Inside the Maratha palace at Thanjavur, in a quiet wing of its own, the Saraswathi Mahal Library holds something close to fifty thousand manuscripts. Some of them are five hundred years old. Some of them are still being read. It is one of the oldest libraries in Asia that has functioned without a break — through Nayak, Maratha, Company and Republican administrations — as a working scholarly institution.
It is also one of the easier monuments in Thanjavur to underestimate. The reading rooms are small, the public displays modest, the lighting indifferent. What is here is not spectacle. It is the accumulated paper-and-leaf memory of two literate courts and a long line of scholars.
What it is.
Saraswathi Mahal is, formally, the Thanjavur Maharaja Serfoji's Saraswathi Mahal Library — a state-administered research library, an archive of manuscripts in four scripts and at least seven languages, and a small public museum. The institutional name records its principal benefactor; the popular name records the goddess of learning to whom the room was originally consecrated.
Nayak foundation.
The library's nucleus was a Nayak court collection of the sixteenth and seventeenth centuries — chiefly Sanskrit theological and ritual texts, with a Tamil literary sub-collection that included copies of the Cilappatikāram and several Tirumurai anthologies. The Nayaks did not run a public institution; the collection was a royal archive, accessible to a small circle of court scholars.
Serfoji II's expansion.
The library as it survives today is principally the work of one man — Serfoji II, the Maratha king of Thanjavur, r. 1798–1832. Educated by the Lutheran missionary Christian Friedrich Schwartz, fluent in Marathi, Tamil, Sanskrit, English, Latin and a working amount of Danish, Serfoji was an obsessive collector by temperament and a methodical institution-builder by training. He bought manuscripts on three continents, commissioned copies of texts he could not buy, corresponded with William Carey at Serampore and the Council of the Royal Asiatic Society in London, and built around the existing royal collection a properly organised research library with a working catalogue.
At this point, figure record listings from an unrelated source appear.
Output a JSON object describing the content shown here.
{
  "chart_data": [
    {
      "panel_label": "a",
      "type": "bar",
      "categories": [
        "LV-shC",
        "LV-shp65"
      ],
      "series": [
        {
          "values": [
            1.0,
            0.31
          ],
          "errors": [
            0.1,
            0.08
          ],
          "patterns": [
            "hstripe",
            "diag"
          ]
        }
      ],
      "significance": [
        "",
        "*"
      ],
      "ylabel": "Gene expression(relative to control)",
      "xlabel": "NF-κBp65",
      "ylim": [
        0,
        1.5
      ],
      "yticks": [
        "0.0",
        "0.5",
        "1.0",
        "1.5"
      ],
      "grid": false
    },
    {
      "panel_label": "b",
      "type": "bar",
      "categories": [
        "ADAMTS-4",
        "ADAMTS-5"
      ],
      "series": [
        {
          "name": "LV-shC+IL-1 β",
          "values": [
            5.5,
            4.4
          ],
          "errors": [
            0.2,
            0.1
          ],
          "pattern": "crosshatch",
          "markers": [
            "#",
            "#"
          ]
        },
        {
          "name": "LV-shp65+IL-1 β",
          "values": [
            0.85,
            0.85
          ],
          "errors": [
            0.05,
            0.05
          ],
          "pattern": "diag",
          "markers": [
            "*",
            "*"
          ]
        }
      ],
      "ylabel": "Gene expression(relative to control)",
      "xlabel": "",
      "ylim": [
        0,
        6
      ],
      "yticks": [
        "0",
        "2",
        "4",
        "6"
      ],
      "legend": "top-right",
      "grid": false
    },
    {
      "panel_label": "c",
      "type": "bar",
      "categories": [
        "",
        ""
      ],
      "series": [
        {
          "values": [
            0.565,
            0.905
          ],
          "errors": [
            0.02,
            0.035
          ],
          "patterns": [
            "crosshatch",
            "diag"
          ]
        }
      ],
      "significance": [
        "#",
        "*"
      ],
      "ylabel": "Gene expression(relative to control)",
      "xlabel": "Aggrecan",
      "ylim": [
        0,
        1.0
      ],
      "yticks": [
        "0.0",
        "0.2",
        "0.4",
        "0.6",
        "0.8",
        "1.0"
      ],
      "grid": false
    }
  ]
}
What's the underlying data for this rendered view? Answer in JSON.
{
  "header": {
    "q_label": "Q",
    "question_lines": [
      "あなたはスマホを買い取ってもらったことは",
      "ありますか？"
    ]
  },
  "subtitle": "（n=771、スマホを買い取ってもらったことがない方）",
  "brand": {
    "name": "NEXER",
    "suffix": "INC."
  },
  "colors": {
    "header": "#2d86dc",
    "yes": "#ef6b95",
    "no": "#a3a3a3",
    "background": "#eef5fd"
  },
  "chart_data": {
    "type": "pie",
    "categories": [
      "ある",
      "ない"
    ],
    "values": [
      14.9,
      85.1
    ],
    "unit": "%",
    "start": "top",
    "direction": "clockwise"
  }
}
“Serfoji's library is the single most thoroughly catalogued royal collection from the late Indian eighteenth century. Where the Mughal libraries dispersed, his survived.”— Indira Peterson, ‘The Schools of Serfoji II’ (2002)
Inside the collection.
The collection is approximately 49,000 manuscripts strong. Around 39,000 are in Sanskrit, on palm-leaf and paper. Around 3,000 are in Tamil, 3,000 in Marathi, and the balance in Telugu, Persian and a small Latin-and-English sub-collection that Serfoji built from his Lutheran tutors. The subject range runs from theology, ritual and grammar through astronomy, medicine, music and the ancillary sciences of the Indian classical curriculum.
The medical sub-collection is internationally significant. It includes more than four thousand Ayurvedic and Siddha texts on palm-leaf, several rare Marathi manuscripts on veterinary medicine that Serfoji himself caused to be compiled, and a small but institutionally distinct collection of European medical books — Cullen, Brown, Lind — that Serfoji read in English.
The collection, in numbers
- Total manuscripts
- ≈ 49,000
- Sanskrit
- ≈ 39,000
- Tamil
- ≈ 3,000
- Marathi
- ≈ 3,000
- Telugu
- ≈ 2,000
- Founded
- 16th c. (Nayak)
- Expanded
- 1798 – 1832 (Serfoji II)
- Languages
- Tamil · Sanskrit · Marathi · Telugu · Persian
The museum today.
The public-facing component of the library is a small museum that displays a rotating selection of significant manuscripts, palm-leaf bundles, Serfoji II's correspondence with the British East India Company, and a working collection of his more eccentric purchases — physiognomic charts from London, a Marathi manuscript on the gestation of elephants, and an annotated Latin medical text marked up in his own hand.
How to visit.
The library is inside the Thanjavur palace compound. A single palace ticket (currently eighty rupees for Indians, two hundred and fifty for foreign nationals) admits to the durbar hall, the bell tower, the art gallery, the bronze gallery and the library museum. Opening hours are 09:00 to 17:30 daily, with a midday closure between 13:00 and 14:00.
Allow an hour for the museum. Carry a notebook; photography is permitted in the public galleries but discouraged in the manuscript displays. The reading rooms are not open to the general public.
For scholars.
Researchers in any of the collection's languages can apply for a reader's pass by writing to the library director in advance. The library has a serviceable digital catalogue and is in the middle of a long-running manuscript-digitisation project funded by the Tamil Nadu state government and the National Manuscripts Mission. Some twelve thousand manuscripts are now available in digital surrogate.
A practical tip
The library is quietest in the late afternoon — after the lunch closure and before the last palace visitors arrive. The light through the louvred windows around four o'clock is also the best light in the museum.